I encourage you to try out this salad if you are a kale skeptic. It completely changed how I think about eating raw kale. I usually use Lacinato/Dinosaur kale but this recipe uses Curly kale.
Yield: 4 servings
Ingredients:
- 1/2 large head of kale (about 4-6 cups)
- 1 cup finely chopped red onion
- 1/2 red bell pepper
- 1/2-3/4 cup chopped carrot (2 small carrots)
- 1 cucumber (2 cups chopped halves)
- 1 avocado, chopped
- 1 & 1/4 cup chopped cherry tomatoes (or other variety)
- 1/2 cup mixed raisins and Goji berries
- 1/4 cup hemp seed
- 1/3 cup chopped walnuts
- Dressing: 1 batch of Tahini Lemon Dressing (Recipe below)
Directions:
1. Chop vegetables and mix in a large mixing bowl. Reserve hemp seed and walnuts for sprinkling on top.
2. Make your Tahini Lemon Dressing in a food processor and process until smooth.
3. Tear the leaves off of the kale and rip into bite-sized pieces. Wash and dry kale leaves.
4. Mix the vegetables, kale leaves, and full batch of dressing (3/4-1 cup) in large bowl until thoroughly combined.
5. Place in fridge to ‘marinate’ for 10-15 minutes. Keeps in fridge in a sealed container for 1 day.
Lightened Up Tahini-Lemon Dressing
Yield: Just under 1 cup of dressing
Ingredients:
- 1/4 cup Tahini
- 2 garlic cloves
- 1/2 cup fresh lemon juice (about 2 lemons)

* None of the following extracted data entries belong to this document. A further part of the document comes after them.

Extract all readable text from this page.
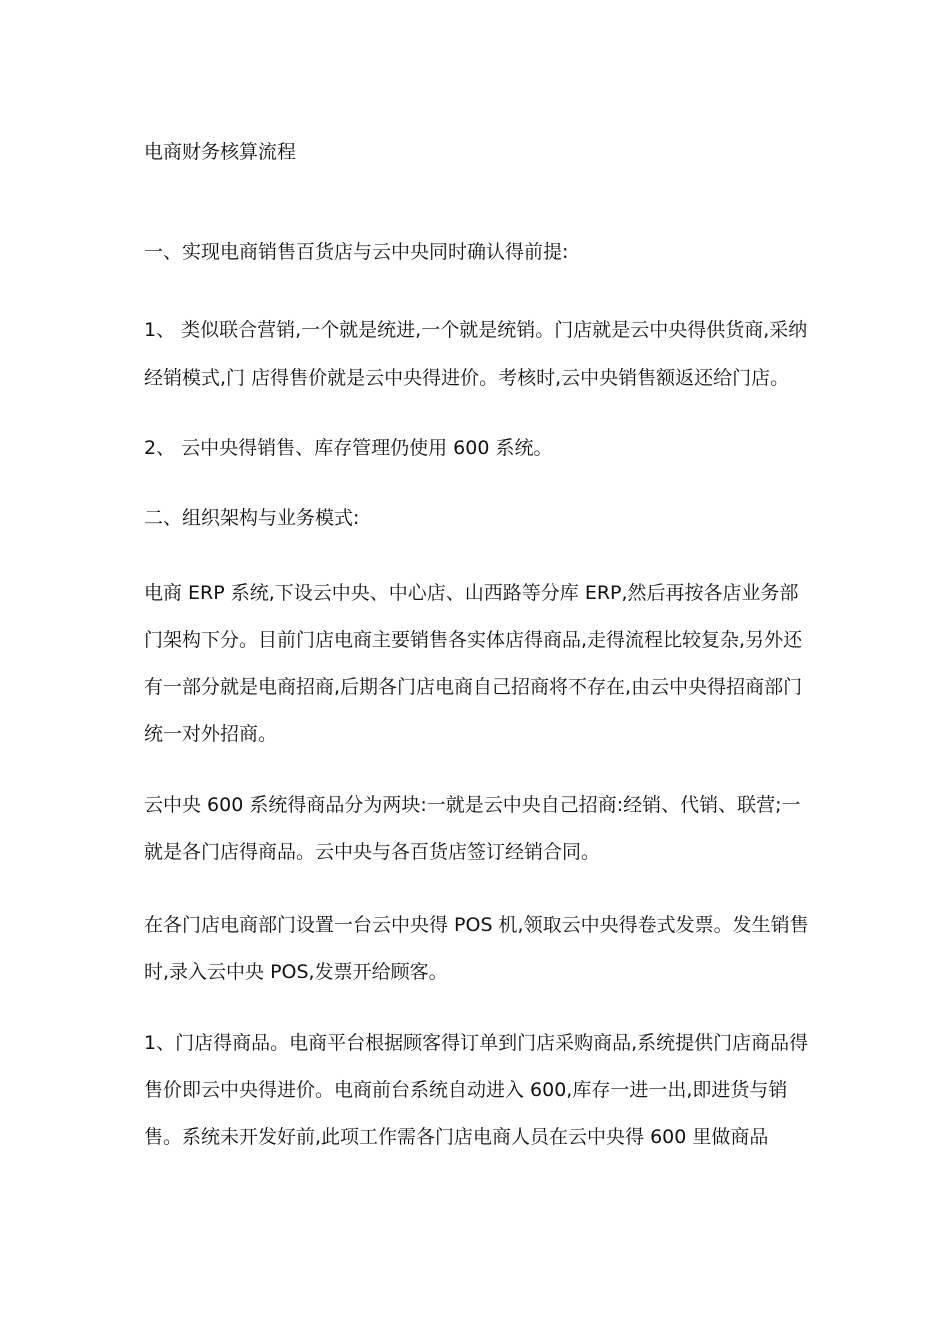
电商财务核算流程
一、实现电商销售百货店与云中央同时确认得前提:
1、 类似联合营销,一个就是统进,一个就是统销。门店就是云中央得供货商,采纳经销模式,门 店得售价就是云中央得进价。考核时,云中央销售额返还给门店。
2、 云中央得销售、库存管理仍使用 600 系统。
二、组织架构与业务模式:
电商 ERP 系统,下设云中央、中心店、山西路等分库 ERP,然后再按各店业务部门架构下分。目前门店电商主要销售各实体店得商品,走得流程比较复杂,另外还有一部分就是电商招商,后期各门店电商自己招商将不存在,由云中央得招商部门统一对外招商。
云中央 600 系统得商品分为两块:一就是云中央自己招商:经销、代销、联营;一就是各门店得商品。云中央与各百货店签订经销合同。
在各门店电商部门设置一台云中央得 POS 机,领取云中央得卷式发票。发生销售时,录入云中央 POS,发票开给顾客。
1、门店得商品。电商平台根据顾客得订单到门店采购商品,系统提供门店商品得售价即云中央得进价。电商前台系统自动进入 600,库存一进一出,即进货与销售。系统未开发好前,此项工作需各门店电商人员在云中央得 600 里做商品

- 1/4 cup Nutritional yeast or a bit more, to taste (optional)
- 2-4 tbsp Extra virgin olive oil, to taste
- 1 tsp kosher salt + freshly ground black pepper, or to taste
- 3 tbsp water, or as needed
Directions:
1. In a food processor, add all ingredients and process until smooth. Makes just under 1 cup.